Webcounters for beginners

As Graham Jones reports this week, the much trumpeted Web 2.0 revolution appears to be slowing down. For those of you not plugged into the nerd matrix and not aware of this buzz word, it basically refers to a wide set of technologies, that began to appear on the web in around 2003. They are easy to use and free to operate, and encourage user creativity, information sharing and collaboration. RSS Feeds, Wikis, social networking sites and lovely old blogs are some examples of these techs.

One core principle of Web 2.0 that may well be holding back it’s uptake amongst organisations and businesses is transparency. Most people in the corporate world have a natural inclination to hide any facts about themselves from public view as if they were as important as Britain’s nuclear codes. Public comment, discussion, content rating, published visitor figures and other stats are completely avoided on most “official” websites you’ll visit. By doing this businesses and organisations are passing up on a wealth of free feedback from their target audience as well as making themselves appear closed, fusty and, lets face it, a bit of a git.

One very small baby step to making yourself a bit more open is adding a webcounter to your site. This shows how many times your page has been visited and lets the browser judge whether your site or blog is making the impact that you might be claiming all over your webpages. It really is the first rung on the transparency ladder - and yes, I can hear the groaning and I promise not to use that analogy again.

Setting up a webcounter is easy and once again free. There are various sites that will help you embed one on your site, one of the simplest being freelogs.com.

Today’s how to guide runs you through their very, very simple set up routine. Our webcounter, set up this morning, is on the right hand menu.

How to set up a webcounter ... on blogger

1. Log on to http://www.freelogs.com/

2. Click on “create your free counter”.

3. Fill in the set up table’s tabs with a username, password, start count – be good and don’t set it to 3 and a half billion – email address, your page’s link in the URL box and choose the style of counter you want.

4. Decide whether you want the counter to show the number of visits or unique users. Then click on agree policy before pressing on create counter.
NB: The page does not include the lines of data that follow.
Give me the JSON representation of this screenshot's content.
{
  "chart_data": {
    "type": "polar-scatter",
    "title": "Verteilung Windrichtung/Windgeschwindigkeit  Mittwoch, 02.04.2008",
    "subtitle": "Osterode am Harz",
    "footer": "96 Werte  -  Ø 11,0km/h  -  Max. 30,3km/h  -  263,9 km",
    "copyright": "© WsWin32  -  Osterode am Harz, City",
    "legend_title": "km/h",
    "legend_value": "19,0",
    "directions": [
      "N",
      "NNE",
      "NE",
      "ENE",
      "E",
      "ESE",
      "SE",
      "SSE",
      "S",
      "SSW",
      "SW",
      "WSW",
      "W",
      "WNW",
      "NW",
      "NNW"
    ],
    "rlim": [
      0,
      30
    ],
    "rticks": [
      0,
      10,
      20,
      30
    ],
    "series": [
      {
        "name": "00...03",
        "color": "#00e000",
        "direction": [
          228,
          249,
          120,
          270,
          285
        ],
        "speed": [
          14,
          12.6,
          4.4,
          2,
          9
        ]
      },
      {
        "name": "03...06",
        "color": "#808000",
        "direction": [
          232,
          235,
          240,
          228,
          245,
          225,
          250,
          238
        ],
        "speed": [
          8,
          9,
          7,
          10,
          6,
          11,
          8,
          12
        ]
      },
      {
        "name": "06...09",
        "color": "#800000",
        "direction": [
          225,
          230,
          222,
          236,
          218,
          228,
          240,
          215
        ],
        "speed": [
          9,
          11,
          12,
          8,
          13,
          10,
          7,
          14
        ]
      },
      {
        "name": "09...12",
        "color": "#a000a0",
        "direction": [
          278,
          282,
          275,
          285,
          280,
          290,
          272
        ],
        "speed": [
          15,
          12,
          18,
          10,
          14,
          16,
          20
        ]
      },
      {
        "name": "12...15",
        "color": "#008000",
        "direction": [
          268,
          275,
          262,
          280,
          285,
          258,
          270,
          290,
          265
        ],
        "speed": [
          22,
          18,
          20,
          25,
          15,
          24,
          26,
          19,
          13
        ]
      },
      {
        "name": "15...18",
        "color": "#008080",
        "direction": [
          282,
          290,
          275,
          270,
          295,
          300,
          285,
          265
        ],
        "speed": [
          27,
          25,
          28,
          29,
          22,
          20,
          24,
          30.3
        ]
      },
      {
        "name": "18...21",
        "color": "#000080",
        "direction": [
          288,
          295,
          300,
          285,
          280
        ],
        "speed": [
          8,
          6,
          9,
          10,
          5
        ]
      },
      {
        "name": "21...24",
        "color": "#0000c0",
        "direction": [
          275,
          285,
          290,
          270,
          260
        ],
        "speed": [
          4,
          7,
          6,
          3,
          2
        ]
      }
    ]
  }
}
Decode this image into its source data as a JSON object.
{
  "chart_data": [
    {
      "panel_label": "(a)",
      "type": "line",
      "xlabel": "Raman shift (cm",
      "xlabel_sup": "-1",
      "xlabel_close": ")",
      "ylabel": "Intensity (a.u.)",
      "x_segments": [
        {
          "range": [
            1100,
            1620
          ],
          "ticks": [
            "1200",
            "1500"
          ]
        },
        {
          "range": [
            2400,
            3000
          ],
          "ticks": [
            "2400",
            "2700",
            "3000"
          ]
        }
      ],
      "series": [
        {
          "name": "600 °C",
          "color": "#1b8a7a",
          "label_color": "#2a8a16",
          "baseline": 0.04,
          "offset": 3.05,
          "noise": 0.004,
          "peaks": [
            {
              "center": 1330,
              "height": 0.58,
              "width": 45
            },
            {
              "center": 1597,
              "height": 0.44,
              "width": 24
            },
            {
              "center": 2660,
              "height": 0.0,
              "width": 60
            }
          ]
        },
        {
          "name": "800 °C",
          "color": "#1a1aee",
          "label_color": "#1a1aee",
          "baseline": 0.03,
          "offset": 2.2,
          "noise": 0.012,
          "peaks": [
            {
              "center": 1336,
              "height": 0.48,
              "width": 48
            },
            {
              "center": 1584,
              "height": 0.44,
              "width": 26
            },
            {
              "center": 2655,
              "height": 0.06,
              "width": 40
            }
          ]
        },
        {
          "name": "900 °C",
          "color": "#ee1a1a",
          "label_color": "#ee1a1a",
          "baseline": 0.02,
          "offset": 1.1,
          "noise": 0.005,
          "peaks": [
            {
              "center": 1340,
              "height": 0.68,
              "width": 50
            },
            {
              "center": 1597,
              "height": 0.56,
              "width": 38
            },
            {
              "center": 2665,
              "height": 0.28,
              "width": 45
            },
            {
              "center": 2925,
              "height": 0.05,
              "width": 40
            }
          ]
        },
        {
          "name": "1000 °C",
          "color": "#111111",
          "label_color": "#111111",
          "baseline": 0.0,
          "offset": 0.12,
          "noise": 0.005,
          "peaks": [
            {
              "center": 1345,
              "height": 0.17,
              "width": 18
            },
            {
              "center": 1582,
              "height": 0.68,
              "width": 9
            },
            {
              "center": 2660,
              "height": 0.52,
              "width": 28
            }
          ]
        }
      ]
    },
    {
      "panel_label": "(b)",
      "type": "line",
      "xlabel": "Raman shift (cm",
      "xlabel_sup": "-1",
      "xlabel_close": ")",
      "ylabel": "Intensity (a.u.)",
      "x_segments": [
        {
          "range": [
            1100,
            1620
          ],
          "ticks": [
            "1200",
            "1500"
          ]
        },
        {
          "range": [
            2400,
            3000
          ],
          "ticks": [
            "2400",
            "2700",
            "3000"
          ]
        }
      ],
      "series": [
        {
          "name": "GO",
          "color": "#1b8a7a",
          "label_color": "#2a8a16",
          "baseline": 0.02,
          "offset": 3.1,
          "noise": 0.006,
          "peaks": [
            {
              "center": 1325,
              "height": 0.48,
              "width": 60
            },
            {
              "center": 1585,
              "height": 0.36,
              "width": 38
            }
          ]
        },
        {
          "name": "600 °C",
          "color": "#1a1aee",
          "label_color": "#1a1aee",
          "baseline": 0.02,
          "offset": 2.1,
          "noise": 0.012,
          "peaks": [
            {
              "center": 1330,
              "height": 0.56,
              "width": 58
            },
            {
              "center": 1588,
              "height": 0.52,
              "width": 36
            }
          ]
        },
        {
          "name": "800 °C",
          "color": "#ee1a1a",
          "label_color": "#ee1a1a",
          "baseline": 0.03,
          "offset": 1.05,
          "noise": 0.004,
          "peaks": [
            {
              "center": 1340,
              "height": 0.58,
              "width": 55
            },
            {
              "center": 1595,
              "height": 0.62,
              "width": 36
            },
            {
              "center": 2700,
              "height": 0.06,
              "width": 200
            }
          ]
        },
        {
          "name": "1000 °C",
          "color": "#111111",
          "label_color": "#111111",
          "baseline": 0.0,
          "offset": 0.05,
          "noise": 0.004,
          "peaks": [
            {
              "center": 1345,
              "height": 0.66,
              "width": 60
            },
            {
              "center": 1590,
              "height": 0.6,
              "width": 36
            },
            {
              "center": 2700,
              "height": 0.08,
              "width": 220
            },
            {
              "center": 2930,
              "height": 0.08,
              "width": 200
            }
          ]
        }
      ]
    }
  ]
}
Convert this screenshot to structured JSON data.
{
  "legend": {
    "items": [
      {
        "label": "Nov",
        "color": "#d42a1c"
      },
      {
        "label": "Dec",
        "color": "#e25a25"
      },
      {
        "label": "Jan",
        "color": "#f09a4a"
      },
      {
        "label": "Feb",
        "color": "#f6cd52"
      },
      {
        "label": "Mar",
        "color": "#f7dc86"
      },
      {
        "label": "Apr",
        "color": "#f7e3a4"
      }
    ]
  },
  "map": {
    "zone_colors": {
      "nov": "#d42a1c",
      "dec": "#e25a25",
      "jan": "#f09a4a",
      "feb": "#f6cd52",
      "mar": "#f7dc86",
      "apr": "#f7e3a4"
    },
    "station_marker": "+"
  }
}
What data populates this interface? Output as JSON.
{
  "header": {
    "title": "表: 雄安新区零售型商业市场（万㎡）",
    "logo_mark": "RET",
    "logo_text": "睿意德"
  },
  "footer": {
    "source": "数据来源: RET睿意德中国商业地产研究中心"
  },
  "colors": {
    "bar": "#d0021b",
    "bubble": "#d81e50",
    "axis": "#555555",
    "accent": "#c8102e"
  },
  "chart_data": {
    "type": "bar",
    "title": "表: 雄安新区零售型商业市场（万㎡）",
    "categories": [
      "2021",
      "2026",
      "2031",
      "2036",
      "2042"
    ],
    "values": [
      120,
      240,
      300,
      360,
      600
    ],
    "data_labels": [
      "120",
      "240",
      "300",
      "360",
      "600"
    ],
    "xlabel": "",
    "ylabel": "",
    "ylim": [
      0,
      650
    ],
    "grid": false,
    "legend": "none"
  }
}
5. Your counter will be set up and you’ll go through to a page with a webcode. Copy this.

6. Log into your blogger account and click on customise from your dashboard so you’re through to the page element section.

7. Click on the add element tab and select “add text”. Paste the code in, give the counter a title, select save and a counter box will appear in the page element and on your blog. Move it around until its in the right location.

For corporate websites and business sites, just call your tech guys!